Zero 7's "In the Waiting Line," by Waking Life producer Tommy Pallotta, was the first music video created with Machinima tools.

"Everything has been done," says Katherine Anna Kang, Fountainhead founder and co-founder of AMAS. "We can take elements from this storytelling music video and apply them to a game." They could also churn out episodes for a TV series.

Like most Machinima studios, Fountainhead has developed tools to help set up lights and cameras for real-time filmmaking. The studio plans to offer AMAS members a "sandbox" version of its Machinimation software to capture animations. "It will be like a consumer camcorder," Kang says.

In addition, although Kang can't imagine doing Machinima in anything other than a game engine, some Machinimists are considering real-time tools such as Kaydara's MotionBuilder, which offers clever animation tools and the possibility of including media such as video within the real-time environments.

Animator Randy Cole, who worked with Pallotta, notes, "Machinima was like doing normal 3D animation, but with lots of limitations." Cole used Caligari's Truespace and Alias|Wavefront's Maya to create models, which were imported into Fountainhead's Machinimation tools in Quake 3. The resulting music video, which has played on, looks more like traditional 3D animation than most Machinima films

So why bother? "I was asking myself that," Cole says. "But you could actually see in real time how everything would look. And you could record the animation as you moved the camera around, so it was like being on a set. When I went back to 3D animation, I missed that."
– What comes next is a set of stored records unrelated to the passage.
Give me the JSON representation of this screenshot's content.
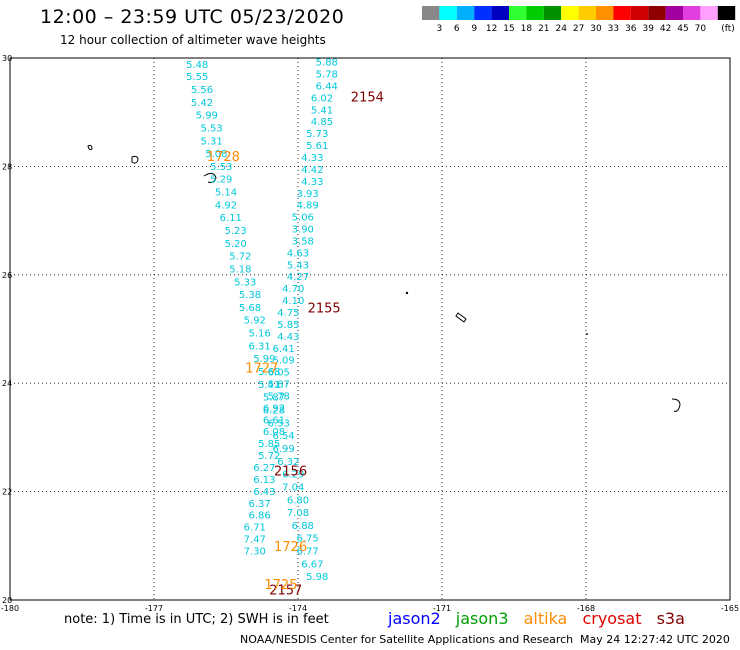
{
  "title": "12:00 – 23:59 UTC 05/23/2020",
  "subtitle": "12 hour collection of altimeter wave heights",
  "legend": {
    "unit": "(ft)",
    "items": [
      {
        "label": "",
        "color": "#888888"
      },
      {
        "label": "3",
        "color": "#00ffff"
      },
      {
        "label": "6",
        "color": "#00b0ff"
      },
      {
        "label": "9",
        "color": "#0030ff"
      },
      {
        "label": "12",
        "color": "#0000c0"
      },
      {
        "label": "15",
        "color": "#30ff30"
      },
      {
        "label": "18",
        "color": "#00cc00"
      },
      {
        "label": "21",
        "color": "#009000"
      },
      {
        "label": "24",
        "color": "#ffff00"
      },
      {
        "label": "27",
        "color": "#ffcc00"
      },
      {
        "label": "30",
        "color": "#ff9000"
      },
      {
        "label": "33",
        "color": "#ff0000"
      },
      {
        "label": "36",
        "color": "#d00000"
      },
      {
        "label": "39",
        "color": "#900000"
      },
      {
        "label": "42",
        "color": "#a000a0"
      },
      {
        "label": "45",
        "color": "#e040e0"
      },
      {
        "label": "70",
        "color": "#ffa0ff"
      },
      {
        "label": "",
        "color": "#000000"
      }
    ]
  },
  "map": {
    "lon_range": [
      -180,
      -165
    ],
    "lat_range": [
      20,
      30
    ],
    "lon_ticks": [
      "-180",
      "-177",
      "-174",
      "-171",
      "-168",
      "-165"
    ],
    "lat_ticks": [
      "20",
      "22",
      "24",
      "26",
      "28",
      "30"
    ],
    "lat_tick_values": [
      20,
      22,
      24,
      26,
      28,
      30
    ]
  },
  "colors": {
    "jason2": "#0000ff",
    "jason3": "#00a000",
    "altika": "#ff8c00",
    "cryosat": "#e00000",
    "s3a": "#800000",
    "swh_label": "#00c8dc"
  },
  "tracks": [
    {
      "satellite": "s3a",
      "readings": [
        {
          "lat": 29.82,
          "lon": -176.1,
          "swh": "5.48"
        },
        {
          "lat": 29.59,
          "lon": -176.1,
          "swh": "5.55"
        },
        {
          "lat": 29.35,
          "lon": -176.0,
          "swh": "5.56"
        },
        {
          "lat": 29.11,
          "lon": -176.0,
          "swh": "5.42"
        },
        {
          "lat": 28.88,
          "lon": -175.9,
          "swh": "5.99"
        },
        {
          "lat": 28.64,
          "lon": -175.8,
          "swh": "5.53"
        },
        {
          "lat": 28.4,
          "lon": -175.8,
          "swh": "5.31"
        },
        {
          "lat": 28.17,
          "lon": -175.7,
          "swh": "5.08"
        },
        {
          "lat": 27.93,
          "lon": -175.6,
          "swh": "5.53"
        },
        {
          "lat": 27.7,
          "lon": -175.6,
          "swh": "5.29"
        },
        {
          "lat": 27.46,
          "lon": -175.5,
          "swh": "5.14"
        },
        {
          "lat": 27.22,
          "lon": -175.5,
          "swh": "4.92"
        },
        {
          "lat": 26.99,
          "lon": -175.4,
          "swh": "6.11"
        },
        {
          "lat": 26.75,
          "lon": -175.3,
          "swh": "5.23"
        },
        {
          "lat": 26.51,
          "lon": -175.3,
          "swh": "5.20"
        },
        {
          "lat": 26.28,
          "lon": -175.2,
          "swh": "5.72"
        },
        {
          "lat": 26.04,
          "lon": -175.2,
          "swh": "5.18"
        },
        {
          "lat": 25.8,
          "lon": -175.1,
          "swh": "5.33"
        },
        {
          "lat": 25.57,
          "lon": -175.0,
          "swh": "5.38"
        },
        {
          "lat": 25.33,
          "lon": -175.0,
          "swh": "5.68"
        },
        {
          "lat": 25.1,
          "lon": -174.9,
          "swh": "5.92"
        },
        {
          "lat": 24.86,
          "lon": -174.8,
          "swh": "5.16"
        },
        {
          "lat": 24.62,
          "lon": -174.8,
          "swh": "6.31"
        },
        {
          "lat": 24.39,
          "lon": -174.7,
          "swh": "5.99"
        },
        {
          "lat": 24.15,
          "lon": -174.6,
          "swh": "5.68"
        },
        {
          "lat": 23.91,
          "lon": -174.6,
          "swh": "5.41"
        },
        {
          "lat": 23.68,
          "lon": -174.5,
          "swh": "5.87"
        },
        {
          "lat": 23.44,
          "lon": -174.5,
          "swh": "6.28"
        },
        {
          "lat": 23.2,
          "lon": -174.4,
          "swh": "6.53"
        },
        {
          "lat": 22.97,
          "lon": -174.3,
          "swh": "6.54"
        },
        {
          "lat": 22.73,
          "lon": -174.3,
          "swh": "6.99"
        },
        {
          "lat": 22.49,
          "lon": -174.2,
          "swh": "6.32"
        },
        {
          "lat": 22.26,
          "lon": -174.1,
          "swh": "6.29"
        },
        {
          "lat": 22.02,
          "lon": -174.1,
          "swh": "7.04"
        },
        {
          "lat": 21.78,
          "lon": -174.0,
          "swh": "6.80"
        },
        {
          "lat": 21.55,
          "lon": -174.0,
          "swh": "7.08"
        },
        {
          "lat": 21.31,
          "lon": -173.9,
          "swh": "6.88"
        },
        {
          "lat": 21.08,
          "lon": -173.8,
          "swh": "6.75"
        },
        {
          "lat": 20.84,
          "lon": -173.8,
          "swh": "6.77"
        },
        {
          "lat": 20.6,
          "lon": -173.7,
          "swh": "6.67"
        },
        {
          "lat": 20.37,
          "lon": -173.6,
          "swh": "5.98"
        }
      ],
      "time_labels": [
        {
          "lat": 20.1,
          "lon": -174.6,
          "time": "2157"
        }
      ]
    },
    {
      "satellite": "s3a",
      "readings": [
        {
          "lat": 29.86,
          "lon": -173.4,
          "swh": "5.88"
        },
        {
          "lat": 29.64,
          "lon": -173.4,
          "swh": "5.78"
        },
        {
          "lat": 29.42,
          "lon": -173.4,
          "swh": "6.44"
        },
        {
          "lat": 29.2,
          "lon": -173.5,
          "swh": "6.02"
        },
        {
          "lat": 28.98,
          "lon": -173.5,
          "swh": "5.41"
        },
        {
          "lat": 28.76,
          "lon": -173.5,
          "swh": "4.85"
        },
        {
          "lat": 28.54,
          "lon": -173.6,
          "swh": "5.73"
        },
        {
          "lat": 28.32,
          "lon": -173.6,
          "swh": "5.61"
        },
        {
          "lat": 28.1,
          "lon": -173.7,
          "swh": "4.33"
        },
        {
          "lat": 27.88,
          "lon": -173.7,
          "swh": "4.42"
        },
        {
          "lat": 27.66,
          "lon": -173.7,
          "swh": "4.33"
        },
        {
          "lat": 27.44,
          "lon": -173.8,
          "swh": "3.93"
        },
        {
          "lat": 27.22,
          "lon": -173.8,
          "swh": "4.89"
        },
        {
          "lat": 27.0,
          "lon": -173.9,
          "swh": "5.06"
        },
        {
          "lat": 26.78,
          "lon": -173.9,
          "swh": "3.90"
        },
        {
          "lat": 26.56,
          "lon": -173.9,
          "swh": "3.58"
        },
        {
          "lat": 26.34,
          "lon": -174.0,
          "swh": "4.63"
        },
        {
          "lat": 26.12,
          "lon": -174.0,
          "swh": "5.43"
        },
        {
          "lat": 25.9,
          "lon": -174.0,
          "swh": "4.27"
        },
        {
          "lat": 25.68,
          "lon": -174.1,
          "swh": "4.70"
        },
        {
          "lat": 25.46,
          "lon": -174.1,
          "swh": "4.10"
        },
        {
          "lat": 25.24,
          "lon": -174.2,
          "swh": "4.75"
        },
        {
          "lat": 25.02,
          "lon": -174.2,
          "swh": "5.85"
        },
        {
          "lat": 24.8,
          "lon": -174.2,
          "swh": "4.43"
        },
        {
          "lat": 24.58,
          "lon": -174.3,
          "swh": "6.41"
        },
        {
          "lat": 24.36,
          "lon": -174.3,
          "swh": "5.09"
        },
        {
          "lat": 24.14,
          "lon": -174.4,
          "swh": "6.05"
        },
        {
          "lat": 23.92,
          "lon": -174.4,
          "swh": "5.87"
        },
        {
          "lat": 23.7,
          "lon": -174.4,
          "swh": "5.78"
        },
        {
          "lat": 23.48,
          "lon": -174.5,
          "swh": "6.92"
        },
        {
          "lat": 23.26,
          "lon": -174.5,
          "swh": "6.61"
        },
        {
          "lat": 23.04,
          "lon": -174.5,
          "swh": "6.08"
        },
        {
          "lat": 22.82,
          "lon": -174.6,
          "swh": "5.85"
        },
        {
          "lat": 22.6,
          "lon": -174.6,
          "swh": "5.72"
        },
        {
          "lat": 22.38,
          "lon": -174.7,
          "swh": "6.27"
        },
        {
          "lat": 22.16,
          "lon": -174.7,
          "swh": "6.13"
        },
        {
          "lat": 21.94,
          "lon": -174.7,
          "swh": "6.43"
        },
        {
          "lat": 21.72,
          "lon": -174.8,
          "swh": "6.37"
        },
        {
          "lat": 21.5,
          "lon": -174.8,
          "swh": "6.86"
        },
        {
          "lat": 21.28,
          "lon": -174.9,
          "swh": "6.71"
        },
        {
          "lat": 21.06,
          "lon": -174.9,
          "swh": "7.47"
        },
        {
          "lat": 20.84,
          "lon": -174.9,
          "swh": "7.30"
        }
      ],
      "time_labels": [
        {
          "lat": 29.2,
          "lon": -172.9,
          "time": "2154"
        },
        {
          "lat": 25.3,
          "lon": -173.8,
          "time": "2155"
        },
        {
          "lat": 22.3,
          "lon": -174.5,
          "time": "2156"
        }
      ]
    },
    {
      "satellite": "altika",
      "readings": [],
      "time_labels": [
        {
          "lat": 28.1,
          "lon": -175.9,
          "time": "1728"
        },
        {
          "lat": 24.2,
          "lon": -175.1,
          "time": "1727"
        },
        {
          "lat": 20.9,
          "lon": -174.5,
          "time": "1726"
        },
        {
          "lat": 20.2,
          "lon": -174.7,
          "time": "1725"
        }
      ]
    }
  ],
  "note": "note: 1) Time is in UTC; 2) SWH is in feet",
  "satellites": [
    {
      "name": "jason2",
      "color": "#0000ff"
    },
    {
      "name": "jason3",
      "color": "#00a000"
    },
    {
      "name": "altika",
      "color": "#ff8c00"
    },
    {
      "name": "cryosat",
      "color": "#e00000"
    },
    {
      "name": "s3a",
      "color": "#800000"
    }
  ],
  "credit": "NOAA/NESDIS Center for Satellite Applications and Research",
  "timestamp": "May 24 12:27:42 UTC 2020"
}
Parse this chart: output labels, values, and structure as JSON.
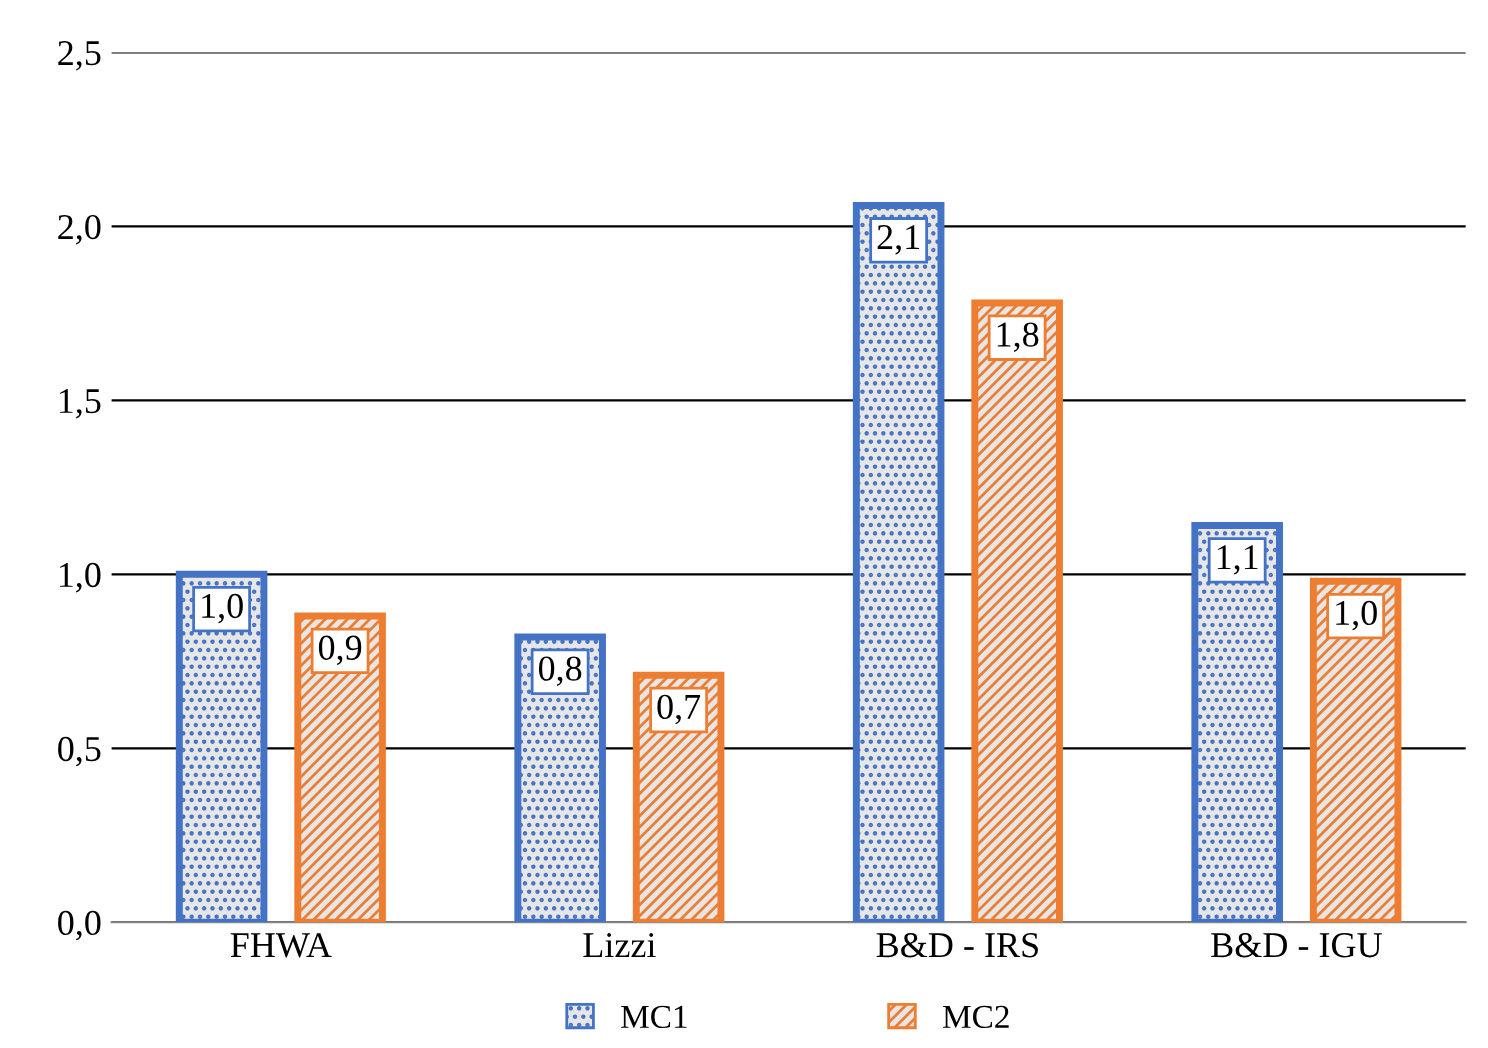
{
  "chart_data": {
    "type": "bar",
    "categories": [
      "FHWA",
      "Lizzi",
      "B&D - IRS",
      "B&D - IGU"
    ],
    "series": [
      {
        "name": "MC1",
        "color": "#4472c4",
        "values": [
          1.0,
          0.82,
          2.06,
          1.14
        ],
        "value_labels": [
          "1,0",
          "0,8",
          "2,1",
          "1,1"
        ]
      },
      {
        "name": "MC2",
        "color": "#ed7d31",
        "values": [
          0.88,
          0.71,
          1.78,
          0.98
        ],
        "value_labels": [
          "0,9",
          "0,7",
          "1,8",
          "1,0"
        ]
      }
    ],
    "ylim": [
      0,
      2.5
    ],
    "yticks": [
      {
        "value": 0,
        "label": "0,0"
      },
      {
        "value": 0.5,
        "label": "0,5"
      },
      {
        "value": 1.0,
        "label": "1,0"
      },
      {
        "value": 1.5,
        "label": "1,5"
      },
      {
        "value": 2.0,
        "label": "2,0"
      },
      {
        "value": 2.5,
        "label": "2,5"
      }
    ],
    "grid": "y",
    "legend": "bottom"
  }
}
And that's why Kang prefers working inside game engines. "I want characters that react to the environment and that affect the environment," she says.

"While many of the Machinima people talk about it as a new way to make films, I think there's something very prescient about it," says Carl Goodman, curator of digital media for the American Museum of the Moving Image (Astoria, NY). "It's telling us what films in the future might be like. The camera is reduced to a construct, to one's perspective onscreen rather than a physical object. It's truer to the notion of digital cinema than using digital cameras."

And it's more accessible if people can make films for the price of a game or by using Kaydara's $100 personal limited edition. AMAS hopes to create an asset library for budding filmmakers, says Marino, so they aren't limited to game models.

"That would give people who are not modelers or animators access to a world they otherwise couldn't access," says Cole. "It would be fascinating to see what people would do... they could grab a guy, a girl, and a car, and make a movie."

For his part, Pallotta now plans to use a game engine for his next film. "I'm interested in straddling the line between film and gaming," he says. "Interactive narrative has failed for the last 20 years. That's a challenge I'd like to tackle."